Иду дальше по лунным площадям, но голубым торцам, а где-то пытается наложить на себя руки посрамленный соперник Диего Моментальный. Скрипят рамы, повсюду открываются окна, повсюду они-прекрасные женщины Халигалии.

— Вадим!

— Спокойно, красавицы…

Вихрем в окно и из дымовой трубы, опять в окно, опять из трубы… Габриэла Санчес, Росита Кублицки, тетя Густа, Конкордия Моро, Стефания Сандрелли… Клятвы, мечты, шепот, робкое дыхание… Безумная мысль: а разве Хунта не женщина? Проснулся опять в Кункофуэго в полной тоске… Как связать свою жизнь с любимыми? Ведь не развратник же, не ветреник.

В дымных лучах солнца по росе подходил Хороший Человек: — Я тебе, Вадик, устроил свидание с подшефной бочкотарой.

Старик Моченкин дед Иван в этот вечер в Мышкине очень сильно гордился перед кумой своей Настасьей: во-первых, съел яичницу из десяти яиц; во-вторых, выпил браги чуть не четверть; в-третьих, конечно, включил радиоточку, прослушал, важно кивая, передачу про огнеупорную глину, а также концерт «Мадемуазель Нитуш».

Кума Настасья все это время стояла у печи, руки под фартуком, благоговейно смотрела на старика Моченкина, лишь изредка с поклонами, с извинениями удалялась, когда молодежь под окнами гремела двугривенными. Уважение к старику Моченкину она питала традиционное, давнее, начавшееся еще в старые годы с баловства. Честно говоря, старик Моченкин был даже рад, что попал в город Мышкин, да вот жаль только, что неожиданно. Кабы раньше он знал, так теперь на столе бы уж ждал корифей всех времен и народов — пирог со щукой. Всегда в былые годы запекала кума Настасья к его приезду цельную щуку в тесто.

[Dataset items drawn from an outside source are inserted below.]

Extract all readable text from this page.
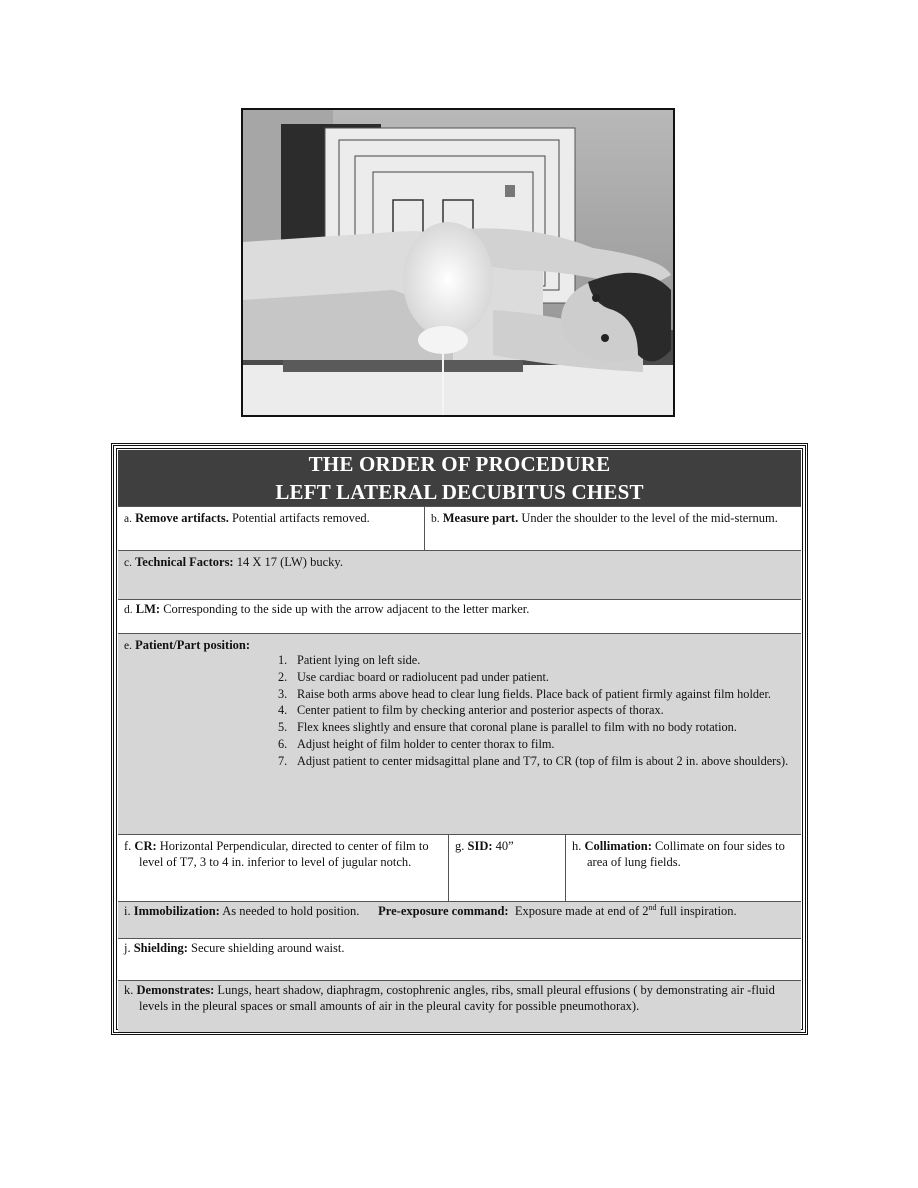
THE ORDER OF PROCEDURE
LEFT LATERAL DECUBITUS CHEST
a. Remove artifacts. Potential artifacts removed.	b. Measure part. Under the shoulder to the level of the mid-sternum.
c. Technical Factors: 14 X 17 (LW) bucky.
d. LM: Corresponding to the side up with the arrow adjacent to the letter marker.
e. Patient/Part position:
1. Patient lying on left side.
2. Use cardiac board or radiolucent pad under patient.
3. Raise both arms above head to clear lung fields. Place back of patient firmly against film holder.
4. Center patient to film by checking anterior and posterior aspects of thorax.
5. Flex knees slightly and ensure that coronal plane is parallel to film with no body rotation.
6. Adjust height of film holder to center thorax to film.
7. Adjust patient to center midsagittal plane and T7, to CR (top of film is about 2 in. above shoulders).
f. CR: Horizontal Perpendicular, directed to center of film to level of T7, 3 to 4 in. inferior to level of jugular notch.
g. SID: 40”	h. Collimation: Collimate on four sides to area of lung fields.
i. Immobilization: As needed to hold position. Pre-exposure command: Exposure made at end of 2nd full inspiration.
j. Shielding: Secure shielding around waist.
k. Demonstrates: Lungs, heart shadow, diaphragm, costophrenic angles, ribs, small pleural effusions ( by demonstrating air -fluid levels in the pleural spaces or small amounts of air in the pleural cavity for possible pneumothorax).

Очень великолепный получался пирог — сверху корочка румяная, а внутри пропеченная гада, империалистический хищник.

— Плесни-ка мне, кума, еще браги, — приказал старик Моченкин.

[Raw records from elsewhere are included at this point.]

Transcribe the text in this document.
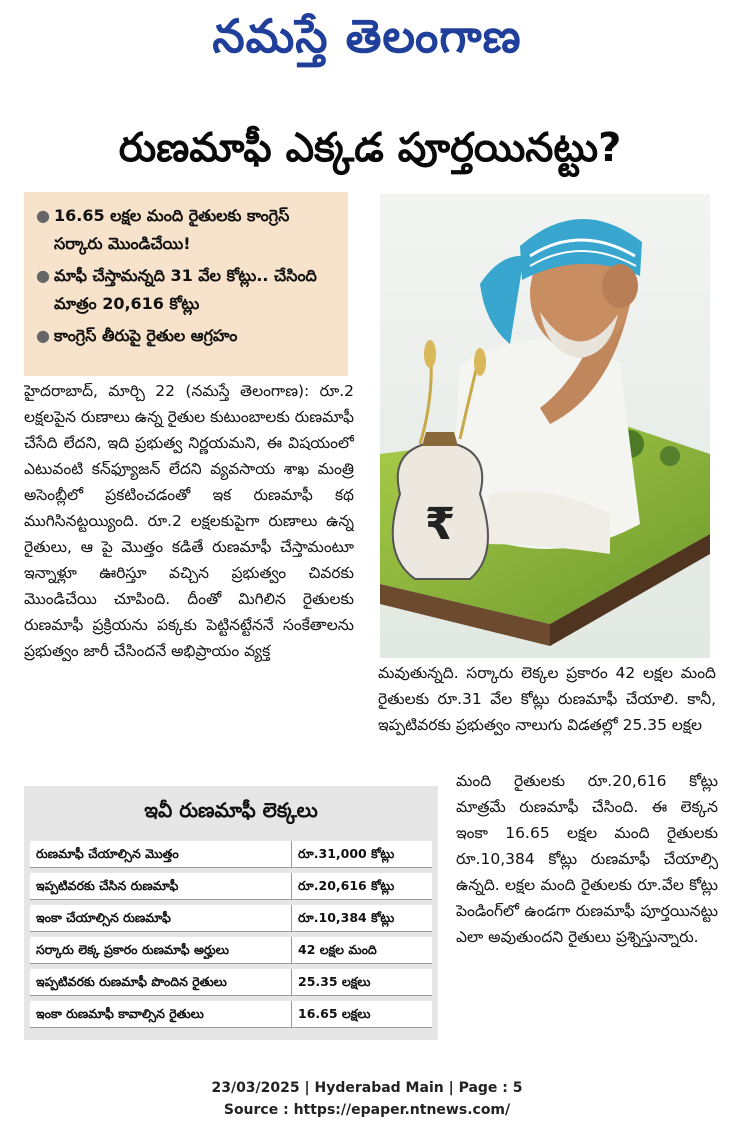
నమస్తే తెలంగాణ
రుణమాఫీ ఎక్కడ పూర్తయినట్టు?
● 16.65 లక్షల మంది రైతులకు కాంగ్రెస్ సర్కారు మొండిచేయి!
● మాఫీ చేస్తామన్నది 31 వేల కోట్లు.. చేసింది మాత్రం 20,616 కోట్లు
● కాంగ్రెస్ తీరుపై రైతుల ఆగ్రహం

హైదరాబాద్, మార్చి 22 (నమస్తే తెలంగాణ): రూ.2 లక్షలపైన రుణాలు ఉన్న రైతుల కుటుంబాలకు రుణమాఫీ చేసేది లేదని, ఇది ప్రభుత్వ నిర్ణయమని, ఈ విషయంలో ఎటువంటి కన్‌ఫ్యూజన్ లేదని వ్యవసాయ శాఖ మంత్రి అసెంబ్లీలో ప్రకటించడంతో ఇక రుణమాఫీ కథ ముగిసినట్టయ్యింది. రూ.2 లక్షలకుపైగా రుణాలు ఉన్న రైతులు, ఆ పై మొత్తం కడితే రుణమాఫీ చేస్తామంటూ ఇన్నాళ్లూ ఊరిస్తూ వచ్చిన ప్రభుత్వం చివరకు మొండిచేయి చూపింది. దీంతో మిగిలిన రైతులకు రుణమాఫీ ప్రక్రియను పక్కకు పెట్టినట్టేననే సంకేతాలను ప్రభుత్వం జారీ చేసిందనే అభిప్రాయం వ్యక్త

మవుతున్నది. సర్కారు లెక్కల ప్రకారం 42 లక్షల మంది రైతులకు రూ.31 వేల కోట్లు రుణమాఫీ చేయాలి. కానీ, ఇప్పటివరకు ప్రభుత్వం నాలుగు విడతల్లో 25.35 లక్షల

మంది రైతులకు రూ.20,616 కోట్లు మాత్రమే రుణమాఫీ చేసింది. ఈ లెక్కన ఇంకా 16.65 లక్షల మంది రైతులకు రూ.10,384 కోట్లు రుణమాఫీ చేయాల్సి ఉన్నది. లక్షల మంది రైతులకు రూ.వేల కోట్లు పెండింగ్‌లో ఉండగా రుణమాఫీ పూర్తయినట్టు ఎలా అవుతుందని రైతులు ప్రశ్నిస్తున్నారు.

₹
ఇవీ రుణమాఫీ లెక్కలు
రుణమాఫీ చేయాల్సిన మొత్తం	రూ.31,000 కోట్లు
ఇప్పటివరకు చేసిన రుణమాఫీ	రూ.20,616 కోట్లు
ఇంకా చేయాల్సిన రుణమాఫీ	రూ.10,384 కోట్లు
సర్కారు లెక్క ప్రకారం రుణమాఫీ అర్హులు	42 లక్షల మంది
ఇప్పటివరకు రుణమాఫీ పొందిన రైతులు	25.35 లక్షలు
ఇంకా రుణమాఫీ కావాల్సిన రైతులు	16.65 లక్షలు
23/03/2025 | Hyderabad Main | Page : 5
Source : https://epaper.ntnews.com/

— Извольте, Иван Александрович.

— Вот здесь, кума, — старик Моченкин хлопнул ладонью по своему портфелю ложного крокодила, — вот здесь все они у мене — и немые и говорящие.

— Сыночки ваши, Иван Александрович?

— Не только… — Старик Моченкин строго погрозил куме пальцем. — Отнюдь не только сыночки. Усе! — вдруг заорал он, встал и, качаясь, направился к кровати. — Усе! Опче! Ума! — еще раз погрозил кому-то, в кого-то потыкал длинным пальцем и залег.



Добавить комментарий

  • Обязательные поля обозначены *.

If you have trouble reading the code, click on the code itself to generate a new random code.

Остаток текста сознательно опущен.